Satisfying the static language's compiler usually doesn't require more code; it requires more-correct (ie. less buggy) code.
And the statically typed program is probably going to contain a lot less code than the dynamic program, especially if you consider all the extra code you'd need to write in those unit tests which simply duplicate the guarantees that you get for free when you use the static language's compiler.
Satisfying the type-checker can take a huge amount of extra code if you use type annotations everywhere. Even more so if you don't make good use of polymorphic functions.
Which is of course ludicrous--no one would create a static-typed language that made you code that way; it'd be practically unusable.
Most modern statically typed languages (for example, Haskell, ML, and OCaml) feature type inference; which means you don't have to annotate types except in very unlikely corner cases.
My own experience with some of these languages has been that when the compiler complains, it's because of a bug in the program, not because it can't figure out a type without annotation.
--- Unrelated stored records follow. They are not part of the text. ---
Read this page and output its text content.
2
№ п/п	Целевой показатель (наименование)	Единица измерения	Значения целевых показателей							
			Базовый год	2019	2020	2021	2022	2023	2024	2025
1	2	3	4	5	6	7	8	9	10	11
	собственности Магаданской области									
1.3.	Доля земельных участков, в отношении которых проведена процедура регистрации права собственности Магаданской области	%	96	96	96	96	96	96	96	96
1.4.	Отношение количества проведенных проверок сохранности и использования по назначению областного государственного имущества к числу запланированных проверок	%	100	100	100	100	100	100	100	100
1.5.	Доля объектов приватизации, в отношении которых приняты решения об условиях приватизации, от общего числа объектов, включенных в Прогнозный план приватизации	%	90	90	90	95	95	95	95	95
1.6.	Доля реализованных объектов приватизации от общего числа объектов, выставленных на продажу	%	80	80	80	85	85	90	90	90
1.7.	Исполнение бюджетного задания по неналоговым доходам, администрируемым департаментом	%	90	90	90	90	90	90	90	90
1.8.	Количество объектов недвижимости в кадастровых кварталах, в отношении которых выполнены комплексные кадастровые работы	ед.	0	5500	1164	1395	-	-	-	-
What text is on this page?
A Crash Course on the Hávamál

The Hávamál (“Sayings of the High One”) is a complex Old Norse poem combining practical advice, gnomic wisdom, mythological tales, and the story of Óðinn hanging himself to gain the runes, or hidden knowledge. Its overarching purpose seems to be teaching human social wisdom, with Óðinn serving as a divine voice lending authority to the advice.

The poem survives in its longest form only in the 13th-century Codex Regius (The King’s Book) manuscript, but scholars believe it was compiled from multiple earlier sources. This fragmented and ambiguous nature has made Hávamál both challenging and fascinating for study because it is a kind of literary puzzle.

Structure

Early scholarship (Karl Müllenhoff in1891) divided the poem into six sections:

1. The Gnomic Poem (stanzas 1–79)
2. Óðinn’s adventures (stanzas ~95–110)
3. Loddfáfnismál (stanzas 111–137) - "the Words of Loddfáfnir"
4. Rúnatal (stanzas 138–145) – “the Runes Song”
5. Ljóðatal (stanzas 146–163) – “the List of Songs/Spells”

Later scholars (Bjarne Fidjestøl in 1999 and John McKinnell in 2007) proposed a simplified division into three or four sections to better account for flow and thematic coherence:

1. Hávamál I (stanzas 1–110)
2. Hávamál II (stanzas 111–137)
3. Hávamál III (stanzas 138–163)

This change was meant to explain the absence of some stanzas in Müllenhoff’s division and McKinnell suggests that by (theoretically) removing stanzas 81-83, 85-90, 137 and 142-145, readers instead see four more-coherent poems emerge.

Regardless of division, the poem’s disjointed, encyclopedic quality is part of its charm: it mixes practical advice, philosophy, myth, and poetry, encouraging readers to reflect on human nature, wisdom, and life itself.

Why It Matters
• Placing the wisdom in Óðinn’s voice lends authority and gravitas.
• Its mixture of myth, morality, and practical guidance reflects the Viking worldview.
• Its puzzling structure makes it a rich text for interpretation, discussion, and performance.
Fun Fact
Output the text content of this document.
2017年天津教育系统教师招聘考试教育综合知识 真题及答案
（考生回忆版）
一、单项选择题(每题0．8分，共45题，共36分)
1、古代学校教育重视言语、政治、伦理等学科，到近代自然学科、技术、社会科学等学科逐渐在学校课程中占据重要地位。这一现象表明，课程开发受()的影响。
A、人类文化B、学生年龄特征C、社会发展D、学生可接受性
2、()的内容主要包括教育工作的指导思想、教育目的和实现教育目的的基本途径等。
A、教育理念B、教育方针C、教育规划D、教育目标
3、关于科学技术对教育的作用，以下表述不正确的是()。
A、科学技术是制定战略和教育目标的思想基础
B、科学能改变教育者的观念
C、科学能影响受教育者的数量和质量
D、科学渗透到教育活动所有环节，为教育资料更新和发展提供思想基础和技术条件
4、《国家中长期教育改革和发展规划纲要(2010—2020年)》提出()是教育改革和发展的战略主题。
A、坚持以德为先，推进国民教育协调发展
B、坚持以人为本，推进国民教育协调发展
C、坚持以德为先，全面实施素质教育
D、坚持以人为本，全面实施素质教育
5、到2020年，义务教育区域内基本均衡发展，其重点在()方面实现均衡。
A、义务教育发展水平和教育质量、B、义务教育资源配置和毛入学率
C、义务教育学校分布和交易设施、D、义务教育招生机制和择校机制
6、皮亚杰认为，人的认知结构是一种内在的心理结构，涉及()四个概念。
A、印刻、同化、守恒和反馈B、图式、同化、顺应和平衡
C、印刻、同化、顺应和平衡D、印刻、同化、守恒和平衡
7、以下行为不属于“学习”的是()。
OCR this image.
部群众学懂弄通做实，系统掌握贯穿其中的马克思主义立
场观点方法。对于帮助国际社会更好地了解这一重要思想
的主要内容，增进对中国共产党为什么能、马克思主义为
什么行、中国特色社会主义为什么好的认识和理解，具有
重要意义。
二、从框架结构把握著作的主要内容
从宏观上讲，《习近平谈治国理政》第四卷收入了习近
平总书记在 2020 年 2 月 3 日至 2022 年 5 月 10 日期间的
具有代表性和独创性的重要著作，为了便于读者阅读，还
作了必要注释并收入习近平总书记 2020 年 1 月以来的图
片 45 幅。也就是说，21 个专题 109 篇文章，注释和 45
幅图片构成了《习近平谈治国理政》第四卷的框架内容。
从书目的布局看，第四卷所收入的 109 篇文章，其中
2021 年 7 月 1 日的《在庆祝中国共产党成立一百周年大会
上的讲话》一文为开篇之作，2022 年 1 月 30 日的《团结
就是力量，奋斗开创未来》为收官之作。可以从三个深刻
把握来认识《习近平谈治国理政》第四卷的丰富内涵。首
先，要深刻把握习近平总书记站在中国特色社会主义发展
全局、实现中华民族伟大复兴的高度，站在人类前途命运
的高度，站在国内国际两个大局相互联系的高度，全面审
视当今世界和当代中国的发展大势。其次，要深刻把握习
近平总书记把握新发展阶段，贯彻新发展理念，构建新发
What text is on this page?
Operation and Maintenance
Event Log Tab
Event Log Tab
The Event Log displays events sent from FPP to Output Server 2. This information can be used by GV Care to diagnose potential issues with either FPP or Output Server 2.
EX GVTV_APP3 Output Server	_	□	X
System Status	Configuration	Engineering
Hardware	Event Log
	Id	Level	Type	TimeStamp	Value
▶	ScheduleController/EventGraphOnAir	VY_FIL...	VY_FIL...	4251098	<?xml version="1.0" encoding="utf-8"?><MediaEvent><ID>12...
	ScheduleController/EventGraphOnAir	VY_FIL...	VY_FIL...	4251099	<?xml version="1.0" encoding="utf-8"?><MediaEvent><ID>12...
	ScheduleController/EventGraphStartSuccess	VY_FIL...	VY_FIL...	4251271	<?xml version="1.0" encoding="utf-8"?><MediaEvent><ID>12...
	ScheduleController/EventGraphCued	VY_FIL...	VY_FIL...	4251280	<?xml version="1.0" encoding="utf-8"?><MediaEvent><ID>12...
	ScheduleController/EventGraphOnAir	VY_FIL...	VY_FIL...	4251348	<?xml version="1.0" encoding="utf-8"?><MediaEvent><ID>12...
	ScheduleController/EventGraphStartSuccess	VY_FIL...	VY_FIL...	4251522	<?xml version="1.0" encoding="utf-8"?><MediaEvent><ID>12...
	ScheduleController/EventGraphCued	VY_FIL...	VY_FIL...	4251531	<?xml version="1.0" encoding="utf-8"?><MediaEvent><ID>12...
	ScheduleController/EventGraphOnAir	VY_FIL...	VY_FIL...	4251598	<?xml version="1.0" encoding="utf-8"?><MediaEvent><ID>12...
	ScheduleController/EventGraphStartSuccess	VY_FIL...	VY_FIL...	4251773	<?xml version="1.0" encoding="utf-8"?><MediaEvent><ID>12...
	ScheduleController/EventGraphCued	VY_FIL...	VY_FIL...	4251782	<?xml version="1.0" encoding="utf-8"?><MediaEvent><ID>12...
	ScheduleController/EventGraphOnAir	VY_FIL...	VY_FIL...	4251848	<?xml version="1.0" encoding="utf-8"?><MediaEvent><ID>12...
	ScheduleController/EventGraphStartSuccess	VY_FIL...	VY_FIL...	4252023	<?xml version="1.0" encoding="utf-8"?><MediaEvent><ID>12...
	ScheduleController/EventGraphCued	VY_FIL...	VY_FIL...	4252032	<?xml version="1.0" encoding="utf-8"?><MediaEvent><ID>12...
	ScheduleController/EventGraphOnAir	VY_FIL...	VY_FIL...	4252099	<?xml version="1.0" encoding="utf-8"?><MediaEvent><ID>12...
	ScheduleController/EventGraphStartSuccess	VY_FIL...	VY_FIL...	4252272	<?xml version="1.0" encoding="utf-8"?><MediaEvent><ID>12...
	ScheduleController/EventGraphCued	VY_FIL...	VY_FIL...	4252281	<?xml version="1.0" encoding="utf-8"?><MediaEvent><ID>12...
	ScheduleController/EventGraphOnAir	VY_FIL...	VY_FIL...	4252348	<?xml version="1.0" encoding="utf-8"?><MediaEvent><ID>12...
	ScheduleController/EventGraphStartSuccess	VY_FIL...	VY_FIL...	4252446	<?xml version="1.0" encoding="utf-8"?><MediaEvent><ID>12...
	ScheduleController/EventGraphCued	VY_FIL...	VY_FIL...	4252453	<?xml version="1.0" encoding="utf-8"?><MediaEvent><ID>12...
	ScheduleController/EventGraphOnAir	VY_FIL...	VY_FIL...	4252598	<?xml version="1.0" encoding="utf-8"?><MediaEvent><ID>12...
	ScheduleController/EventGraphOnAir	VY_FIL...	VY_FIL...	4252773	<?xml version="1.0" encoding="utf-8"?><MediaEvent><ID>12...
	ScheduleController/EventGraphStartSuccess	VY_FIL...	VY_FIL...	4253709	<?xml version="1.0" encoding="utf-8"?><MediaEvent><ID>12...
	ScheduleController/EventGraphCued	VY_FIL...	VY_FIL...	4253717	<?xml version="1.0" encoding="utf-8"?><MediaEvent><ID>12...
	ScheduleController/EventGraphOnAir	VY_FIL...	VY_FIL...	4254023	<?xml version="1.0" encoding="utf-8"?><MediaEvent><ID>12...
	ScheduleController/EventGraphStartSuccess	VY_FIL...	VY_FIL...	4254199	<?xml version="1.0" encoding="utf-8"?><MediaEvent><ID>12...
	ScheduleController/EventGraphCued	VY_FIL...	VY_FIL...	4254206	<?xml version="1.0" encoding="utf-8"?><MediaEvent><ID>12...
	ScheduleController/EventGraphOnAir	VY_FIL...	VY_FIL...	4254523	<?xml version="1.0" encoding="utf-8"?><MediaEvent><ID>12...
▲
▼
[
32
So, a statically typed language's compiler becomes, in effect, a bug detector (to a much greater extent than a dynamically typed language's compiler or interpreter can be).
Having such a bug detector can be worth its weight in gold. But just how useful it is depends on how good the error messages are (or how good the programmer is at deciphering them). Unfortunately, this is an area that leaves a lot to be desired. But if you're seriously concerned about safety, statically typed languages (with all of their shortfalls) are still clearly the way to go.
You may want to reread my post with the sarcasm bit flipped to "on"; I was trying to make fun of static-typed languages that don't have type inference. Sorry about that.
I was actually hacking on some Haskell just now, in fact, trying to fix a "bug". ("Couldn't match expected type `ProgrammerThatUnderstandsMonads' against inferred type `Newbie'")
Depends on the expressiveness of the language type system.
Duck-typing may save quite a bit of code when dealing with generic functions without the complexity of a sophisticated type system (See "Scrap your boilerplate" for the Haskell approach).